The clinic is trying to change that. Since 2014, Mukherjee and her students have successfully represented hundreds of asylum seekers who have fled violence and persecution in their home countries. They have advocated on behalf of mothers and children held at the nation’s largest family detention center in Dilley, Texas, and in January 2019 they traveled to Tijuana to offer pro bono legal services. 

The trip to Juárez built on the clinic’s work on both sides of the border. Partnering with the Catholic Legal Immigration Network’s Estamos Unidos Asylum Project—a nonprofit serving vulnerable refugees, asylum seekers, and migrants—the students counseled asylum seekers on U.S. immigration law and helped them complete applications and draft affidavits necessary to support their cases.

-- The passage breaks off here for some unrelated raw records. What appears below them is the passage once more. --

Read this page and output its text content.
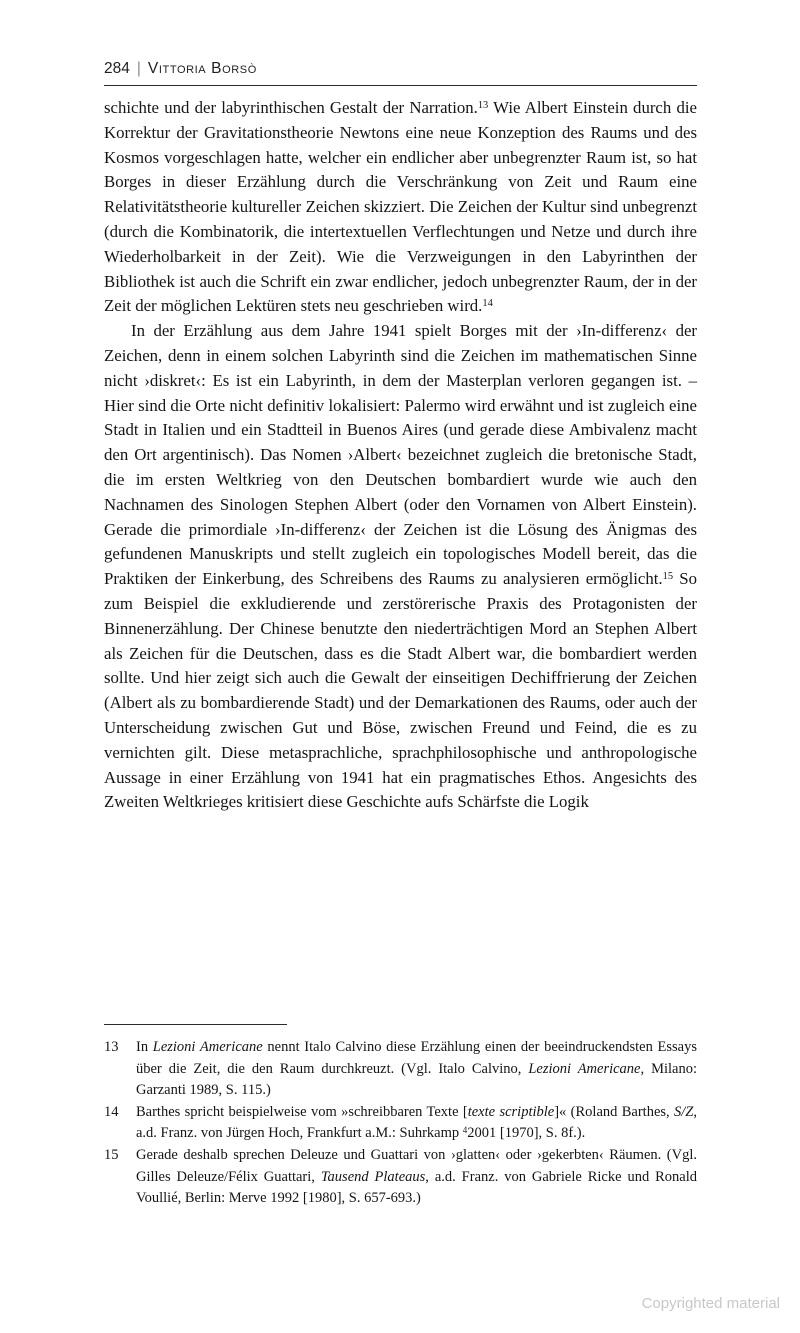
284 | Vittoria Borsò

schichte und der labyrinthischen Gestalt der Narration.$^{13}$ Wie Albert Einstein durch die Korrektur der Gravitationstheorie Newtons eine neue Konzeption des Raums und des Kosmos vorgeschlagen hatte, welcher ein endlicher aber unbegrenzter Raum ist, so hat Borges in dieser Erzählung durch die Verschränkung von Zeit und Raum eine Relativitätstheorie kultureller Zeichen skizziert. Die Zeichen der Kultur sind unbegrenzt (durch die Kombinatorik, die intertextuellen Verflechtungen und Netze und durch ihre Wiederholbarkeit in der Zeit). Wie die Verzweigungen in den Labyrinthen der Bibliothek ist auch die Schrift ein zwar endlicher, jedoch unbegrenzter Raum, der in der Zeit der möglichen Lektüren stets neu geschrieben wird.$^{14}$

In der Erzählung aus dem Jahre 1941 spielt Borges mit der ›In-differenz‹ der Zeichen, denn in einem solchen Labyrinth sind die Zeichen im mathematischen Sinne nicht ›diskret‹: Es ist ein Labyrinth, in dem der Masterplan verloren gegangen ist. – Hier sind die Orte nicht definitiv lokalisiert: Palermo wird erwähnt und ist zugleich eine Stadt in Italien und ein Stadtteil in Buenos Aires (und gerade diese Ambivalenz macht den Ort argentinisch). Das Nomen ›Albert‹ bezeichnet zugleich die bretonische Stadt, die im ersten Weltkrieg von den Deutschen bombardiert wurde wie auch den Nachnamen des Sinologen Stephen Albert (oder den Vornamen von Albert Einstein). Gerade die primordiale ›In-differenz‹ der Zeichen ist die Lösung des Änigmas des gefundenen Manuskripts und stellt zugleich ein topologisches Modell bereit, das die Praktiken der Einkerbung, des Schreibens des Raums zu analysieren ermöglicht.$^{15}$ So zum Beispiel die exkludierende und zerstörerische Praxis des Protagonisten der Binnenerzählung. Der Chinese benutzte den niederträchtigen Mord an Stephen Albert als Zeichen für die Deutschen, dass es die Stadt Albert war, die bombardiert werden sollte. Und hier zeigt sich auch die Gewalt der einseitigen Dechiffrierung der Zeichen (Albert als zu bombardierende Stadt) und der Demarkationen des Raums, oder auch der Unterscheidung zwischen Gut und Böse, zwischen Freund und Feind, die es zu vernichten gilt. Diese metasprachliche, sprachphilosophische und anthropologische Aussage in einer Erzählung von 1941 hat ein pragmatisches Ethos. Angesichts des Zweiten Weltkrieges kritisiert diese Geschichte aufs Schärfste die Logik

13 In Lezioni Americane nennt Italo Calvino diese Erzählung einen der beeindruckendsten Essays über die Zeit, die den Raum durchkreuzt. (Vgl. Italo Calvino, Lezioni Americane, Milano: Garzanti 1989, S. 115.)
14 Barthes spricht beispielweise vom »schreibbaren Texte [texte scriptible]« (Roland Barthes, S/Z, a.d. Franz. von Jürgen Hoch, Frankfurt a.M.: Suhrkamp $^4$2001 [1970], S. 8f.).
15 Gerade deshalb sprechen Deleuze und Guattari von ›glatten‹ oder ›gekerbten‹ Räumen. (Vgl. Gilles Deleuze/Félix Guattari, Tausend Plateaus, a.d. Franz. von Gabriele Ricke und Ronald Voullié, Berlin: Merve 1992 [1980], S. 657-693.)
Copyrighted material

It was an eye-opening experience for the students, who saw firsthand how the policy affected asylum seekers. “The danger these individuals face as a vulnerable population in a foreign country is constant and paralyzing,” says Magdalena Oropeza ’21. The asylum seekers often are forced to return to dangerous areas of Mexico, putting their safety in jeopardy and all but eliminating their access to legal counsel. “One woman told me that she would rather return and die in her home country than die in Mexico while waiting to see if the United States will grant her the relief that she needs,” says Oropeza. 

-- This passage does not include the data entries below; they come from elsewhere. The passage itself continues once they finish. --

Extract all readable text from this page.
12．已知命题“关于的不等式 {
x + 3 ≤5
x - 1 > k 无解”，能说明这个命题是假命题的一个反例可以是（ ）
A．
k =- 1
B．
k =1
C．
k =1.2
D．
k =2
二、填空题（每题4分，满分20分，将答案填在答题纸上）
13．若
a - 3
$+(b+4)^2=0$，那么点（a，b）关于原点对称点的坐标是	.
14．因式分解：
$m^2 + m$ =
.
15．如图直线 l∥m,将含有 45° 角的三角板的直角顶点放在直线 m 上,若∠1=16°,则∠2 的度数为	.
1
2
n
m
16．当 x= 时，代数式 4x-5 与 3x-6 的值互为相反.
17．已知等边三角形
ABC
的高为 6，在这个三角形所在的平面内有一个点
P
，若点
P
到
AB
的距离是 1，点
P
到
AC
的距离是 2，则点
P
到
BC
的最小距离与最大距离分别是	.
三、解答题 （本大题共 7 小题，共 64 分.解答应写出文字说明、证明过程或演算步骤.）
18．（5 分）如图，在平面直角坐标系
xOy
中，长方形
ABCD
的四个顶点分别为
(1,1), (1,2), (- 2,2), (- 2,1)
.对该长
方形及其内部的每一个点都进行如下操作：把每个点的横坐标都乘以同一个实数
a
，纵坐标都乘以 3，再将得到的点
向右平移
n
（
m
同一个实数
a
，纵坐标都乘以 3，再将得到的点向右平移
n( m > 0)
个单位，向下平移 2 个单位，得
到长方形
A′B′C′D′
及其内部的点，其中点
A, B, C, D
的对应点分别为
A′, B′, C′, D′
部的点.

In a recent op-ed in the Los Angeles Times, “Here’s what happens to the asylum seekers we turn away,” Mukherjee notes that “the process of seeking asylum when someone is in the United States is hard enough. Requiring asylum seekers to remain in Mexico makes navigating the process almost impossible.” And, she adds, that’s the point—to make nearly everyone lose their cases, to close off the southern border, and to end asylum. 

As for beating the odds? “It was heartbreaking meeting asylum seekers with legitimate claims and knowing that Remain in Mexico’s intentional barriers will try to prevent them from winning their case,” says Brenda Gonzalez Rueda ’21.

Genesis Sanchez Tavarez ’20 summed up the situation: “Imagine making it to your destination, the U.S. border, begging for help, only to be sent back to the place you desperately ran away from. That’s the fate of most migrants seeking asylum in the United States.”